Getting Older

So often things dull, shed away and turn grey.

You start thinking about tomorrow as "just another day".

Sleep becomes shorter, dreading to go to work.

Mind-altering dreams are the day's only perk.

I yearn for sleep for it's an escape from this fight

Weeks pass by unnoticed, faster than the speed of light. 

It's all slipping on, a perceived measure of time.

So used to this dead cliche, I accept it and sign the X on the line.

 

.....until of course.....

 

Something, Someone comes along to brighten things.

That drive in the heart rips through all of this and rings.

Rushing blood courses through, making one feel alive.

Sparking the feelings we once had, the ones making life thrive.

Worried less than before, confident there won't be any sorrow.

Now there's a collage of colors bursting as i think of tomorrow.

Music is back into play, relating to it immensely.

Emotions flood the endorphins and the brain reacts intensely.

Finding extra pep in your step, little more pop in your hop.

Finally able to fixate a rhythm as the beat starts to drop.
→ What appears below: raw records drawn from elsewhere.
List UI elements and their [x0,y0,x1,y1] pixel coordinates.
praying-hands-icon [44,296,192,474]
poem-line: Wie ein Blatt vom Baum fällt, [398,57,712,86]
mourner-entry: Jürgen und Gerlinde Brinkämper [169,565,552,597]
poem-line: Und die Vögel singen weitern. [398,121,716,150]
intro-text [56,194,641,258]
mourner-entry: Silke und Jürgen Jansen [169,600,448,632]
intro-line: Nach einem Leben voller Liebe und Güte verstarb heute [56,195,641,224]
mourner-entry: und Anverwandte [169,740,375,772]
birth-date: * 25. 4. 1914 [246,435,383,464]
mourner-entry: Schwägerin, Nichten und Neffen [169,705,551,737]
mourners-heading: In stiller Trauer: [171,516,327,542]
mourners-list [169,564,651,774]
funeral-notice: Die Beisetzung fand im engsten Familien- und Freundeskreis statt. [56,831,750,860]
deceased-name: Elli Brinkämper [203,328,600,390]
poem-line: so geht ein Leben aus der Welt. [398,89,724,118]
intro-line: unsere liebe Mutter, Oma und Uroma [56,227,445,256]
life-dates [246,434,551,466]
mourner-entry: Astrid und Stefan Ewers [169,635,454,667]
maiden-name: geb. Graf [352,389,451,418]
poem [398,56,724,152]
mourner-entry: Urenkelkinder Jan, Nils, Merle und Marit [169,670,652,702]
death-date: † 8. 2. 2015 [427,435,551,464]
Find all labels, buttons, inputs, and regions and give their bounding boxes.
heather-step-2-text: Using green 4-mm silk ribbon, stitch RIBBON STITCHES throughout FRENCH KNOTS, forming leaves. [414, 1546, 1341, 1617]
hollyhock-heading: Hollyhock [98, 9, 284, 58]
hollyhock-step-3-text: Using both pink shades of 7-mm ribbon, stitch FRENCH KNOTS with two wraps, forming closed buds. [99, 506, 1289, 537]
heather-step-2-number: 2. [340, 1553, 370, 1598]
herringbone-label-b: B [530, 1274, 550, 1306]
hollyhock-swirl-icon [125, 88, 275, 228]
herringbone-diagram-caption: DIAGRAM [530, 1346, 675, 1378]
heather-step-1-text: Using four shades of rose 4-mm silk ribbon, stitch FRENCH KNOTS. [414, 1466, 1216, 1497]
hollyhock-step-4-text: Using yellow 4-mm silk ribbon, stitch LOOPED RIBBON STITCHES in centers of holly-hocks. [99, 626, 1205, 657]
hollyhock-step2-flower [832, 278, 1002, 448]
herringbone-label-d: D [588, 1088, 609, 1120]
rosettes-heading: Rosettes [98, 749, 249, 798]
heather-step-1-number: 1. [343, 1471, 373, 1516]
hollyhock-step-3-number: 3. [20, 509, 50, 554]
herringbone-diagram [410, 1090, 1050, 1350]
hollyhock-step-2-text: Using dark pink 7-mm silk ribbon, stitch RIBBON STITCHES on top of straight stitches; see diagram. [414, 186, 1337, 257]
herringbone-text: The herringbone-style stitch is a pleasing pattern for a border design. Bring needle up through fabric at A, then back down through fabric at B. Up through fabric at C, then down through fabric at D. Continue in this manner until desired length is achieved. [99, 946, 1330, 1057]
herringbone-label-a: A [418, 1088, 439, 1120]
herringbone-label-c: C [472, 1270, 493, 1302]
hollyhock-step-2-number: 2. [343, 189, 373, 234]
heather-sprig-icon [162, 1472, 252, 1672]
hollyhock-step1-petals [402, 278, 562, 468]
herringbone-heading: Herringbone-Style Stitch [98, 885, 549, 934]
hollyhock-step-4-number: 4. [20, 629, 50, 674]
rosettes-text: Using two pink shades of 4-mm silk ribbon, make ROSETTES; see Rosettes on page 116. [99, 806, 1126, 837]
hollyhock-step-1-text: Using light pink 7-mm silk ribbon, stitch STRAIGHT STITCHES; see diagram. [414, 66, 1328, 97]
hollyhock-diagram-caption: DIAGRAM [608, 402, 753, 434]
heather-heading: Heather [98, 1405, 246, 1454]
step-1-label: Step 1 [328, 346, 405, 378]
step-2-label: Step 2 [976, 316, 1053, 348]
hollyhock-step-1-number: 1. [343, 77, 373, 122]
The world's still the same, nothing's changed all that much.

Can it always be like this, that "better-than-before" feeling as such?

Do you see; getting older is making me forget to slow myself down.

My perception is blinding, refusing to take an optimistic look around.

Now when i look, Everybody is more calm, friendly and mellow.

I start thinking about myself as no ordinary fellow.